Now you can run the SSCHA with an ab-initio code! However, your calculation will probably take forever. To speedup things, lets discuss parallelization and how to exploit modern HPC infrastructures.

### Parallelization

If you actually tried to run the code of the previous section on a laptop, it will take forever. The reason is that DFT calculations are much more expensive than the SSCHA minimization. While SSCHA minimizes the number of ab initio calculations (especially when compared with MD or PIMD), still they are the bottleneck of the computational time.

For this reason, we need an opportune parallelization strategy to reduce the total time to run a SSCHA.

The simplest way is to call the previous python script with MPI:

\$ mpirun -np 50 python nvt_local.py > output.log


The code will split the configurations in each ensemble on a different MPI process. In this case we have 50 configurations per ensemble, by splitting them into 50 processors, we run the full ensemble in parallel.

However, still the single DFT calculation on 1 processor is going to take hours, and in some cases it may even take days. Luckily, also quantum ESPRESSO (and many other software) have an internal parallelization to work with. For example, we can tell quantum espresso to run itself in parallel on 8 processors.

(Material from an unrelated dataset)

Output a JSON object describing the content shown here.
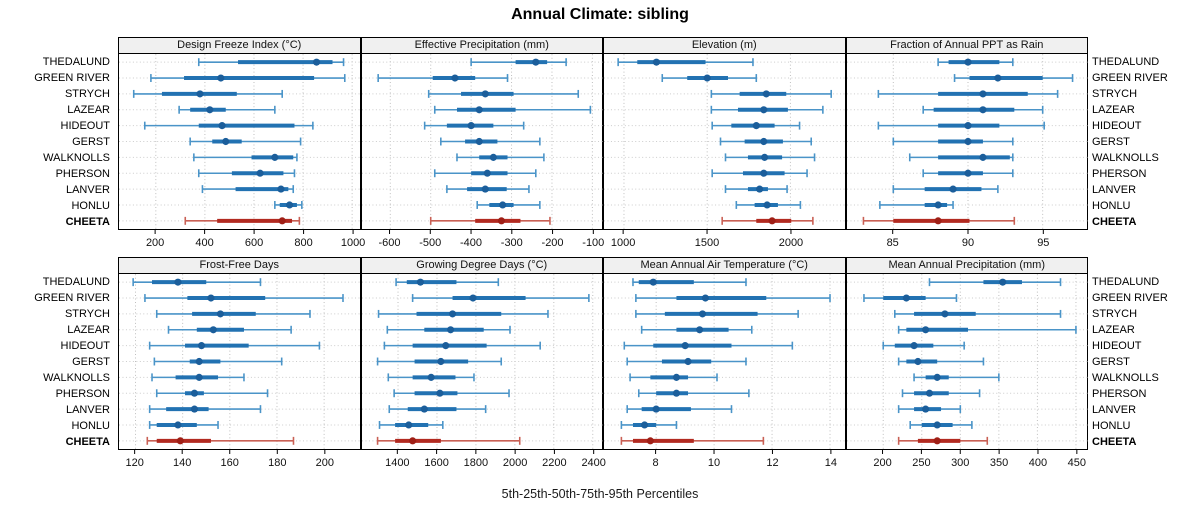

To this purpouse, we simply need to modify the command used to run quantum espresso in the previous script.

# Lets replace
# command = 'pw.x -i PREFIX.pwi > PREFIX.pwo'
# with
command = 'mpirun -np 8 pw.x -npool 1 -i PREFIX.pwi > PREFIX.pwo'

# The command string is passed to the espresso calculator
calculator = CC.calculators.Espresso(input_data,
pseudopotentials,
command = command,
kpts = kpts,
koffset = koffset)


In this way, our calculations will run on 400 processors (50 processors splits the ensemble times 8 processors per each calculation). This is achieved by nesting mpi calls. However, only the cellconstructor calculators can nest mpi calls without raising errors. This is the reason why we imported the Espresso class from cellconstructor and not from ASE. If you want to use ASE for your calculator, you can only use the inner parallelization of the calculator modifying the command, as ASE itself implements a MPI parallelization on I/O operations that conflicts with the python-sscha parallelization. This limitation only applies to FileIOCalculators from ASE (thus the EMT force-field is not affected and can be safely employed with python-sscha parallelization).

With this setup, the full code is parallelized over 400 processors. However the SSCHA minimization algorithm is a serial one, and all the time spent in the actual SSCHA minimization is wasting the great number of resources allocated. Moreover, the SSCHA code needs to be configured and correctly installed on the cluster, which may be a difficult operation due to the hybrid Fortran/pyhton structure.